Published in Journal of Neural Engineering (JNE), 2023 - Paper
Authors: Konstantinos Barmpas, Yannis Panagakis, Dimitrios Adamos, Nikolaos Laskaris and Stefanos Zafeiriou
Brain-computer interfaces (BCIs) enable a direct communication of the brain with the external world, using one's neural activity, measured by electroencephalography (EEG) signals. In recent years, Convolutional Neural Networks (CNNs) have been widely used to perform automatic feature extraction and classification in various EEG-based tasks. However, their undeniable benefits are counterbalanced by the lack of interpretability properties as well as the inability to perform sufficiently when only limited amount of training data is available. In this work, we introduce a novel, lightweight, fully-learnable neural network architecture that relies on Gabor filters to delocalize EEG signal information into scattering decomposition paths along frequency and slow-varying temporal modulations.

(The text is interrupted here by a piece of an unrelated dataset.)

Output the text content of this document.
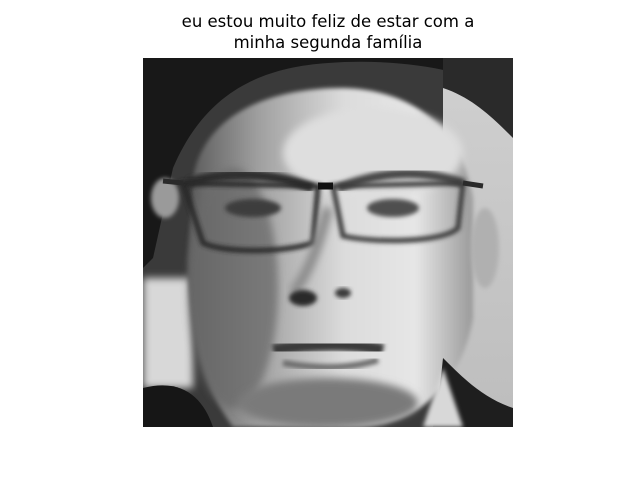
eu estou muito feliz de estar com a
minha segunda família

We utilize our network in two distinct modeling settings, for building either a generic (training across subjects) or a personalized (training within a subject) classifier. In both cases, using two different publicly available datasets and one in-house collected dataset, we demonstrate high performance for our model with considerably less number of trainable parameters as well as shorter training time compared to other state-of-the-art deep architectures. Moreover, our network demonstrates enhanced interpretability properties emerging at the level of the temporal filtering operation and enables us to train efficient personalized BCI models with limited amount of training data.